All his will was to destroy
His own creation, perjured Troy.

So, we have the spectacle of two mighty divinities, Neptune and Apollo, unable to tell that Laomedon was going to cheat them of their pay, building up the walls of Troy—and all for nothing but ingratitude. Pagans should reflect whether it is really not more criminal to believe in such gods than to violate one’s oath to them.

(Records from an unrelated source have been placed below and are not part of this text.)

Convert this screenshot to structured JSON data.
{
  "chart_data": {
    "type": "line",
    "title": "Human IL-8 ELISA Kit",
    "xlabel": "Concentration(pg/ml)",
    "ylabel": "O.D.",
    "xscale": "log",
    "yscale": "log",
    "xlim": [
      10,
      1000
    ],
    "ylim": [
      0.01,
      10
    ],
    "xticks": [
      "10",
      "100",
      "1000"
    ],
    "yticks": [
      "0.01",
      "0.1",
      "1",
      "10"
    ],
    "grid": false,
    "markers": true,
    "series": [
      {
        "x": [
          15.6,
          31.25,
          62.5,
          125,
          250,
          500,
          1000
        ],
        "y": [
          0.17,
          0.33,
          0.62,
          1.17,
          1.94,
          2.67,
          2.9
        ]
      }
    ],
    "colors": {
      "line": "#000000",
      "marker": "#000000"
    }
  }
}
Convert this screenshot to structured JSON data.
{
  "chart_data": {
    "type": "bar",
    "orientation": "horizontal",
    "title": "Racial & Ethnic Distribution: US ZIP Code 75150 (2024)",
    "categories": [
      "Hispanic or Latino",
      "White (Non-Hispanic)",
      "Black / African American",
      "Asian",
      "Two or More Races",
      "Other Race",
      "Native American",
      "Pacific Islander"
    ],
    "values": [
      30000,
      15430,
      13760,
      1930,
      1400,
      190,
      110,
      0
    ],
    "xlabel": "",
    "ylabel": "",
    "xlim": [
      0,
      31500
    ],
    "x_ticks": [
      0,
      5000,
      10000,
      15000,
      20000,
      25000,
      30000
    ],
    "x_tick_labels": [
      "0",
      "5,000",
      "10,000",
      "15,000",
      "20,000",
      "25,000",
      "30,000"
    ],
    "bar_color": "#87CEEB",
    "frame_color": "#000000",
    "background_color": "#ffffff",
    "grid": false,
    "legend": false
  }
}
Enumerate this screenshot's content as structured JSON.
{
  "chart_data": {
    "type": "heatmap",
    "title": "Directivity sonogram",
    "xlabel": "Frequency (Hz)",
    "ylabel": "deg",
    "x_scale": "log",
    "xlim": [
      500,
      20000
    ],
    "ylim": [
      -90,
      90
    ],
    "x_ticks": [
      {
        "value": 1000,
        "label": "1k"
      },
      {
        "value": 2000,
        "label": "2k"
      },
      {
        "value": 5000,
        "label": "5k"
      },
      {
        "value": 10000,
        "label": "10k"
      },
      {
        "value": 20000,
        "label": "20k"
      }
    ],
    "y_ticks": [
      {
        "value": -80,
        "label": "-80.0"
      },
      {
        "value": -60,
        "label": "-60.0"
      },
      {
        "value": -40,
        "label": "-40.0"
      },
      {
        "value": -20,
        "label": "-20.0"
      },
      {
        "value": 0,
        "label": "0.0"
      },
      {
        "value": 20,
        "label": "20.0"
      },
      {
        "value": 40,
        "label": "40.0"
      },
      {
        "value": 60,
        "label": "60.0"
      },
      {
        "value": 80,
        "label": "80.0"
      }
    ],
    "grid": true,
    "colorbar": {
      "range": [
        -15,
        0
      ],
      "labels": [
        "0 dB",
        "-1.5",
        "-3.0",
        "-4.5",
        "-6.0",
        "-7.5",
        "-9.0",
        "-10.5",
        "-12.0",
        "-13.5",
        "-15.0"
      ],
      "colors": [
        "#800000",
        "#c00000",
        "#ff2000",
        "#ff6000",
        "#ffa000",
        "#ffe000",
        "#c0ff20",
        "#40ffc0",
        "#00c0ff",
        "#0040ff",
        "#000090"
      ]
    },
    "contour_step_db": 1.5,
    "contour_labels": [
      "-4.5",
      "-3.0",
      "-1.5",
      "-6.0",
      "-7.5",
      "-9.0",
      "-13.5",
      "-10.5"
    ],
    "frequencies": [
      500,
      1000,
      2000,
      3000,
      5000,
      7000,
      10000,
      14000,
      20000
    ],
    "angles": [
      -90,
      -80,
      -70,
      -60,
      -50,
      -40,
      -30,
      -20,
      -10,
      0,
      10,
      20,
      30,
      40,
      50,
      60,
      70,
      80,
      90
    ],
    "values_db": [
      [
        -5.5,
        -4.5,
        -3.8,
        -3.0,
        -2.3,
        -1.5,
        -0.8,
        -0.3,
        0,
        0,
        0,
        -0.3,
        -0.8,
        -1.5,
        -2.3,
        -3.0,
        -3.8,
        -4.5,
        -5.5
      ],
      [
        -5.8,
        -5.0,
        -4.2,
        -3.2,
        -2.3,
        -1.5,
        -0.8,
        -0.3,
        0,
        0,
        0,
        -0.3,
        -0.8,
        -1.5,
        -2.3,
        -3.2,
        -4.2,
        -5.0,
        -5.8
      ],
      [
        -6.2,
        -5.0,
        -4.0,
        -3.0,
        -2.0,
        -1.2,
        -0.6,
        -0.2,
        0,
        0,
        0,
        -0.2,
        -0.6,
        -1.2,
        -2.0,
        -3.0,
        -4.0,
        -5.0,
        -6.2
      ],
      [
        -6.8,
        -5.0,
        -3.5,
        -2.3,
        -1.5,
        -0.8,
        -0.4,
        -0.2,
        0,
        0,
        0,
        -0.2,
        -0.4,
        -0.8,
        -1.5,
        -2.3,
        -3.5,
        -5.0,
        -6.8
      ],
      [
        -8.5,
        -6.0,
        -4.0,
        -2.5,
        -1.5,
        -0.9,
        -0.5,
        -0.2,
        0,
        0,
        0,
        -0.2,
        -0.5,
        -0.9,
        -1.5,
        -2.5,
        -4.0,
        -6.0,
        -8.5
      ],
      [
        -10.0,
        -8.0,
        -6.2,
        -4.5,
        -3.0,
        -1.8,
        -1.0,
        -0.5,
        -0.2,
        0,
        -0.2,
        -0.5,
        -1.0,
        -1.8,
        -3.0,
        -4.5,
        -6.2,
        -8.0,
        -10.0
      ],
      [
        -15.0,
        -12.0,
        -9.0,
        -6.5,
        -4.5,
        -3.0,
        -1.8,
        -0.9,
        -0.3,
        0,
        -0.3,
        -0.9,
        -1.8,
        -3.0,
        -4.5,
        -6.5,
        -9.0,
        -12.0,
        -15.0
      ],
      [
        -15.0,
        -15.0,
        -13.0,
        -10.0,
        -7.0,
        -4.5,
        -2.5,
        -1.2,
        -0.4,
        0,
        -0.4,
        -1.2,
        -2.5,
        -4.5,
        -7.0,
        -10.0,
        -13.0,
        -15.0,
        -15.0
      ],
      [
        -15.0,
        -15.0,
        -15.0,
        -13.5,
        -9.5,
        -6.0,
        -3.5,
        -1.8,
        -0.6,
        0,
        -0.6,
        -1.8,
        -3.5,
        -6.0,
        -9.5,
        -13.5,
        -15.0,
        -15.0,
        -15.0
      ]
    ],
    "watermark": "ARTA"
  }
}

Homer himself has not given easy credence to the fable, for, while on the one hand he represents Neptune battling against the Trojans, on the other he has Apollo fighting for them, in spite of the fact that, as the fable runs, both took offense at the perjury. Hence, if they so swallow the fables, they should blush for worshiping that sort of deities; if they do not swallow them, then they should not appeal to the Trojans’ perjury, or should at least find it strange that the gods should punish perjury on the part of the Trojans and welcome it with pleasure on the part of the Romans.

How could it possibly happen that, ‘in a state so great and so sunk in corruption,’ Catiline’s conspiracy could count a large number of those ‘who made their living by hand and tongue plying perjury and murder of their fellow citizens’? How else can you explain the fact that bribery so often stole the decisions of Senators, and so often the vote of the citizens, both at the polls and in certain cases that were tried before them in public assemblies, except that they, too, resorted to the crime of perjury? For, even when, amid the general let-down of morals, the ancient custom of taking oath was retained, that was not to restrain people from wrong-doing through religious awe, but in order to add perjury to their other crimes.